The Colombo Stock exchange: The achievement in year 2009 and 2010 as the “World’s Best Performing Stock market” trimming up 124% and 96% respectively were groundbreaking moments since its systematic inception in 1984. The winning gap was quite a wide margin as opposed to markets in the United States and other developed economies, and was followed by Bangladesh (+83%), and several Eastern European countries such as Estonia( 73%) , Ukraine (70%) and also South American Markets Peru ( 65%) and Argentina(52%) during 2010.
Albeit impressive performance, Colombo bourse witnessed
continuous net foreign outflow…..
Despite such an achievement, Sri Lankan stocks observed the foreign investors going out of the market that resulted a “Net Foreign Out Flow” approximating to LKR 32bn in 2010 ( 2.86% of the market cap) that was higher than LKR 785mn ( 0.15% of the market cap) reported in 2009 .

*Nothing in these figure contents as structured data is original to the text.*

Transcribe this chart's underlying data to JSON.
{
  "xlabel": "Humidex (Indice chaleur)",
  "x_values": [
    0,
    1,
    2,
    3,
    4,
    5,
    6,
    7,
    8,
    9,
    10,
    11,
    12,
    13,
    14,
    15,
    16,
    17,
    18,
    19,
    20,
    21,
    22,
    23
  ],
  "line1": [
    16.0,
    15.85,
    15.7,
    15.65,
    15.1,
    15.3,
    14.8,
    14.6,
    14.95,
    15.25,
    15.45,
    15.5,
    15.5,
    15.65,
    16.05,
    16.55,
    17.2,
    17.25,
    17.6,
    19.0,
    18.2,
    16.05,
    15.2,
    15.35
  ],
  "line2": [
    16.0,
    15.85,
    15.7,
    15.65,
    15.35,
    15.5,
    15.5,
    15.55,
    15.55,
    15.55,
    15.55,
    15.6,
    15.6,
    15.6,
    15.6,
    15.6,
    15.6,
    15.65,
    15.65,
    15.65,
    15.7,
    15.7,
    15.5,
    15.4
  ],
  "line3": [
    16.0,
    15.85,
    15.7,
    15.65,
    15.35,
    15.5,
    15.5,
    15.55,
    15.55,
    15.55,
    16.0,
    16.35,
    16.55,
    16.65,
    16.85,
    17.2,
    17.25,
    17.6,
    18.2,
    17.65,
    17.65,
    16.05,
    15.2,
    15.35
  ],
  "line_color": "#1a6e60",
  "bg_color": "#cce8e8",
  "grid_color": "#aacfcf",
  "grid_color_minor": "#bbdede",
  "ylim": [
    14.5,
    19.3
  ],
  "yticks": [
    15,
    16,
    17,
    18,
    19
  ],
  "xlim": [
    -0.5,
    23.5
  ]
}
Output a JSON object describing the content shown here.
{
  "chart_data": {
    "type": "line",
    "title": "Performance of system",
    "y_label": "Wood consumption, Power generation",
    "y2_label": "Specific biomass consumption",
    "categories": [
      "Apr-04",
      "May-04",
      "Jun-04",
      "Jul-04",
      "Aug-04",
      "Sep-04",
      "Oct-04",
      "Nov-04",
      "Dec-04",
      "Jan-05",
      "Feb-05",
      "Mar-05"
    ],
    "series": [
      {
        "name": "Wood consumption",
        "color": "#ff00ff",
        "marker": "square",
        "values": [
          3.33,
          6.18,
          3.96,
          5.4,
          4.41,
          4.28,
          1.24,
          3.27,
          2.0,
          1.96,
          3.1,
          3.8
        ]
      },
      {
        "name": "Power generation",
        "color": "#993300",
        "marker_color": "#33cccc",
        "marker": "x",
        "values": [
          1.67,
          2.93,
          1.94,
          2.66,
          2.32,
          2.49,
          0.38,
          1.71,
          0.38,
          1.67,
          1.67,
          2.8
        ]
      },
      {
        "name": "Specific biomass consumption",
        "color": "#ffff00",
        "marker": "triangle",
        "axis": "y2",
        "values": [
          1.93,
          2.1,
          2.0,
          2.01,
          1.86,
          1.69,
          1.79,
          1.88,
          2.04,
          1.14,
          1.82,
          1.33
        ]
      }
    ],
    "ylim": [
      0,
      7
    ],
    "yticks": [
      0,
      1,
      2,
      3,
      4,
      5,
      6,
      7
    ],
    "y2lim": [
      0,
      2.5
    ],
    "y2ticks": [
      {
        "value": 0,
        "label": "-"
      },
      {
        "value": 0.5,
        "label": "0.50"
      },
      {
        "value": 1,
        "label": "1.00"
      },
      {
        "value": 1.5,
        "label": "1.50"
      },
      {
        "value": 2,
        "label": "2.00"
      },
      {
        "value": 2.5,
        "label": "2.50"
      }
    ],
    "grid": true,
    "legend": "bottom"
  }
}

Further, the aggregated “Net Foreign Outflow” for the current year 2011 has so far been LKR 16bn which is circa 0.76% of the market capitalization. This could be due to realization of profits, which earlier was not the “Right time to do so”, owing to the ethnic unrest prevailed, eventually scaled down the Local economy, whereby organizations suffered negatives in their performances.
Meanwhile it should also be noted that, recessionary condition in most of the large economies such as the United States, European region and the Middle- East further supported this jaded sentiments.